For the framework detail behind any lens (C4, Diátaxis quadrants, runbook anatomy), read `references/four-lenses.md`. For the pedagogy detail (cognitive load, retrieval practice, expertise reversal, the expert blind spot), read `references/teaching-loop.md`. You don't need them to run a debrief — pull them in when you want depth on a specific move.

---

## Stage 3 — Land it

Close by **re-narrating the whole** now that the parts have meaning — a 60-second "so, end to end, here's what this sprint did and how it hangs together." Whole → parts → whole is the arc.

Then offer a **handover artifact** — a one-page document mirroring the four lenses (product / architecture / user / operational), plus an explicit **"gotchas / tacit knowledge"** section for the things not visible in any diff (the judgment calls, the sharp edges, the "don't touch X before Y"). This is what survives after the conversation scrolls away.

---

## Visual companion (optional, for complex work)

When the user wants the visual aid, generate a single self-contained HTML page from the bundled template and serve it locally.

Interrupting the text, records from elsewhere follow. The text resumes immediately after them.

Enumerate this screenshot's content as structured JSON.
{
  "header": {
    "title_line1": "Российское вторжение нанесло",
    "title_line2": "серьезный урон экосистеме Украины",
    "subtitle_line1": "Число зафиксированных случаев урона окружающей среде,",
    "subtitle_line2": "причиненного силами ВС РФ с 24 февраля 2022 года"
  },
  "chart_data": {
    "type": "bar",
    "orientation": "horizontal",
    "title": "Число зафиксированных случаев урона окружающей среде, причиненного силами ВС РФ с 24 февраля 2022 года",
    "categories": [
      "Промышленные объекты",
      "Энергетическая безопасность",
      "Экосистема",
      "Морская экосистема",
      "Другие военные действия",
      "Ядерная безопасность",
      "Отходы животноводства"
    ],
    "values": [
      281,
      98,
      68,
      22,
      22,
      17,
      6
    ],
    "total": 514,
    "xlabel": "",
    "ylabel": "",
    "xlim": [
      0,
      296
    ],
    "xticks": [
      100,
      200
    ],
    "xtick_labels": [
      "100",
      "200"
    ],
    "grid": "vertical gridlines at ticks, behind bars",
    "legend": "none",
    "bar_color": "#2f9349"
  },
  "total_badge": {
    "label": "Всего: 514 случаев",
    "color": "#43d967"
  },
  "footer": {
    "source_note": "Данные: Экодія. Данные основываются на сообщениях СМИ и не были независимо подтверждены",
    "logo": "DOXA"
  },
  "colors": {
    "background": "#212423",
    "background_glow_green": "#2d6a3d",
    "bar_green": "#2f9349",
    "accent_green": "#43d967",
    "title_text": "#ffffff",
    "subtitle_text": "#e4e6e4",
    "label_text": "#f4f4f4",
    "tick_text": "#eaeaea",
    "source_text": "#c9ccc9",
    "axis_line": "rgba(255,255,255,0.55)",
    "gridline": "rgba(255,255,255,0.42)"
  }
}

1. Read `assets/companion_template.html`. It has three tabbed sections — **Architecture**, **Data flow**, **Playbook** — using Mermaid for diagrams and styled blocks for the runbook. Placeholders: `__TITLE__`, `__ARCHITECTURE_MERMAID__`, `__DATAFLOW_MERMAID__`, `__PLAYBOOK_HTML__`, `__OVERVIEW_HTML__`.
2. Fill the placeholders from your Stage 0 inventory:
   - **Architecture** — a Mermaid `graph` of the containers/components the sprint touched.
   - **Data flow** — a Mermaid `sequenceDiagram` of the one concrete request you trace in the architecture lens.
   - **Playbook** — the operational mini-runbooks as styled steps.
3. Write the filled file to a temp path and serve it (run from the skill directory, or use the script's absolute path):
   ```bash
   python3 scripts/serve_companion.py <path-to-filled-html>
   ```
   It prints a `http://localhost:<port>` URL and opens the browser. Give the user the URL and tell them to keep it open beside the chat — **the walkthrough then follows the page**: when you enter the architecture lens, point at the Architecture tab; when you trace a request, point at the Data flow tab; for the operational lens, the Playbook tab.

Keep the page in sync with where you are in the walkthrough — its value is that the user sees the structure while you narrate it, instead of holding it all in working memory.

---

## A note on doing this well

You also "know" the code you're teaching, which makes it tempting to skip ahead — the same expert blind spot a human author has. Resist it. The user asked to *understand*, and understanding is slower than summarizing. Read their signals: repeated questions, slow or wrong recalls, "wait, go back" — every one is a cue to slow down and surface a step you skipped, not to push forward. One extra explicit step is almost never the wrong call here.